Prompt-Driven Command: A slash command whose workflow is defined by rich markdown prompt content that guides an LLM through discovery, decision-making, and artifact generation. Examples: specify, plan, tasks.

CLI-Driven Command: A slash command whose workflow is implemented in Python CLI handlers. The agent invokes a thin shim that dispatches to the handler. Examples: implement, review, merge.
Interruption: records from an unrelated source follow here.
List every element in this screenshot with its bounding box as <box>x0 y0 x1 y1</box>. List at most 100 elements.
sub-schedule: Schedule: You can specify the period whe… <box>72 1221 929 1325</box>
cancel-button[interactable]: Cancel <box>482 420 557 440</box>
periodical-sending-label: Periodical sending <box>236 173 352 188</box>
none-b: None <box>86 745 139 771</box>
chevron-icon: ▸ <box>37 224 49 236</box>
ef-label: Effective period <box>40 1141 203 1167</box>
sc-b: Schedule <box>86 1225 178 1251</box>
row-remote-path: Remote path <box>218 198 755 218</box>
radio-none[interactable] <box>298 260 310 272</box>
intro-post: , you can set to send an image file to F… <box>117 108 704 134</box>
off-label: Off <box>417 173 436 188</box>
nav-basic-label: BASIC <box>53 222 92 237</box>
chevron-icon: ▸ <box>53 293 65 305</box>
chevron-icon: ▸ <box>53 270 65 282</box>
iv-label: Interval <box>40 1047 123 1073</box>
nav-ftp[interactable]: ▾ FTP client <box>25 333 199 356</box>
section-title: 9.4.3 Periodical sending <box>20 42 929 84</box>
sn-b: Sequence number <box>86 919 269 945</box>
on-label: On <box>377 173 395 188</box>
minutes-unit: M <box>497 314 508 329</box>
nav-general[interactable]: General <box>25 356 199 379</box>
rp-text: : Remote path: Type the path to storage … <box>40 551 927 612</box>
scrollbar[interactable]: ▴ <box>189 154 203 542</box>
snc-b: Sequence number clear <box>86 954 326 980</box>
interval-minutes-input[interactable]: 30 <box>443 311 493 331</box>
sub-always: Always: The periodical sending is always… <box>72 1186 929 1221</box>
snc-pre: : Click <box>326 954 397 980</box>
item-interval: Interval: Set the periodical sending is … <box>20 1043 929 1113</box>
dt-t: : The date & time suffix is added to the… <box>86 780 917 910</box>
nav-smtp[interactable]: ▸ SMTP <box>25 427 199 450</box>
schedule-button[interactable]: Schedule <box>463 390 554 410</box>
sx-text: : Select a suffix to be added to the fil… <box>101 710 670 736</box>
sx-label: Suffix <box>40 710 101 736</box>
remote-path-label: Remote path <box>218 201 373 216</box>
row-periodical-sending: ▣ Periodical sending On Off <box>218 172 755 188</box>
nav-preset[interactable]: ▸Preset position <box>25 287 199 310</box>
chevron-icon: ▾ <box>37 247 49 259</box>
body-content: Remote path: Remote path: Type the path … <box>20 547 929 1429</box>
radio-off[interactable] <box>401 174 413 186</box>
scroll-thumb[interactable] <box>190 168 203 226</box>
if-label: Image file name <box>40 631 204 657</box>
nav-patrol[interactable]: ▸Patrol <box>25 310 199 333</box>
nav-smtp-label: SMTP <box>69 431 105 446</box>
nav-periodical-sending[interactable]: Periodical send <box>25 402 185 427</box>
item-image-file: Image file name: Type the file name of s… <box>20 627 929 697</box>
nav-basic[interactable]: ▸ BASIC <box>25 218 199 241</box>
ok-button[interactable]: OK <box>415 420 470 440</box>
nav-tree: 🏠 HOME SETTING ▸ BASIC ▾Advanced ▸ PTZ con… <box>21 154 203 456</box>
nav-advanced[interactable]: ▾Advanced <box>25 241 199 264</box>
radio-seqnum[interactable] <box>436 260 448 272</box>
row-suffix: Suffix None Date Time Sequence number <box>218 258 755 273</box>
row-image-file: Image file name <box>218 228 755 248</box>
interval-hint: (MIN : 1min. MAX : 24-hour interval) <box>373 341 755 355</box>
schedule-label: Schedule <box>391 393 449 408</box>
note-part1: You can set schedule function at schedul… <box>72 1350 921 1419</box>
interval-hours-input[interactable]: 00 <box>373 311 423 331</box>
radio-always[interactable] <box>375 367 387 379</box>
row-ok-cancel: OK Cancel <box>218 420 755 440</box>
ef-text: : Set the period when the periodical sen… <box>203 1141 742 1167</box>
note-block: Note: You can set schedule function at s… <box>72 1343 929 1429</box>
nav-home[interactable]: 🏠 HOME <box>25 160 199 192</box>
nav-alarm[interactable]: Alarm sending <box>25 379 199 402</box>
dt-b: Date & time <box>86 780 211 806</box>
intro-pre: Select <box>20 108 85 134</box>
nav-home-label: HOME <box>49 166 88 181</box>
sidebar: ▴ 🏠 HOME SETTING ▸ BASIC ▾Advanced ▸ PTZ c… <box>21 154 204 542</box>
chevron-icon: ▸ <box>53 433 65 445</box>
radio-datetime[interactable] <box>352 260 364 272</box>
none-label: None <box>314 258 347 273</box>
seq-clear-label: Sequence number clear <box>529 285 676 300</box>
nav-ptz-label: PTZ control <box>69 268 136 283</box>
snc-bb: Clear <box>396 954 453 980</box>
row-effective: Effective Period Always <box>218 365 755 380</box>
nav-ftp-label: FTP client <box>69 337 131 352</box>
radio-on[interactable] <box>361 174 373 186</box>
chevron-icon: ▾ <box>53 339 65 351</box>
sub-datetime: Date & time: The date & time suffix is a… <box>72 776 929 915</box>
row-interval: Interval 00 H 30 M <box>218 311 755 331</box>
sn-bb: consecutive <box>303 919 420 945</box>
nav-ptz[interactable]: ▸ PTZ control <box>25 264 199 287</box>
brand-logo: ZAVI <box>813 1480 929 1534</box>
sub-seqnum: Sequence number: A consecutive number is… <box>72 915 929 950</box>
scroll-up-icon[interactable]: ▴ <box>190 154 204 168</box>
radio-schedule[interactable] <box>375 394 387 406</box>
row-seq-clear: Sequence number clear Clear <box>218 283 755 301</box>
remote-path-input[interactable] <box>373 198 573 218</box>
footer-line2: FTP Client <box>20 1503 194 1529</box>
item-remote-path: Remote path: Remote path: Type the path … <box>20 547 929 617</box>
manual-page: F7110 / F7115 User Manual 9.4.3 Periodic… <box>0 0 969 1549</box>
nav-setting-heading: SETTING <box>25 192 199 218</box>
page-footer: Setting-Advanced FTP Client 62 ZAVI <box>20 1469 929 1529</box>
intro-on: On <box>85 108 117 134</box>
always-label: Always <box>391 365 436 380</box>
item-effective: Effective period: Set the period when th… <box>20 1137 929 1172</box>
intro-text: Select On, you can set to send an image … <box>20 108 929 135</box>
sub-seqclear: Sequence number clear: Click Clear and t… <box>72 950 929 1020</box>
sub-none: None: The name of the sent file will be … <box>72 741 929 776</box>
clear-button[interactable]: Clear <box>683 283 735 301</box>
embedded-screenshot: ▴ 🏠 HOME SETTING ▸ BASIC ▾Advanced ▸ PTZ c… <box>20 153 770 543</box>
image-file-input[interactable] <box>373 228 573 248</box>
Canonical Prompt: A cleaned-up, generic markdown file in src/doctrine/prompts/ that contains the full workflow instructions for a prompt-driven command. Deployed to ~/.kittify/prompts/ by ensure_runtime() and installed to .claude/commands/ by init.

Thin Shim: A 3-4 line markdown file that tells the agent to run a CLI command. Installed to .claude/commands/ for CLI-driven commands only.

Success Criteria (mandatory)

Measurable Outcomes

SC-001: After spec-kitty init in a fresh project, every prompt-driven command file in .claude/commands/ contains 100+ lines of workflow instructions (not a 3-line shim).
SC-002: After spec-kitty init in a fresh project, every CLI-driven command file in .claude/commands/ contains a thin shim (under 5 lines).
SC-003: An agent can successfully run /spec-kitty.specify in a newly initialized consumer project without hitting "missing required argument" errors or searching for template files.
SC-004: spec-kitty upgrade in spec-kitty-saas, spec-kitty-tracker, and spec-kitty-planning restores working slash commands for all prompt-driven commands.
SC-005: The 9 canonical prompts in src/doctrine/prompts/ contain zero references to specific feature slugs, hardcoded dev-repo paths, or .kittify/missions/ template file paths.
SC-006: CLI-driven shim dispatch (accept, merge, status, dashboard, tasks-finalize) delegates to existing handlers without errors.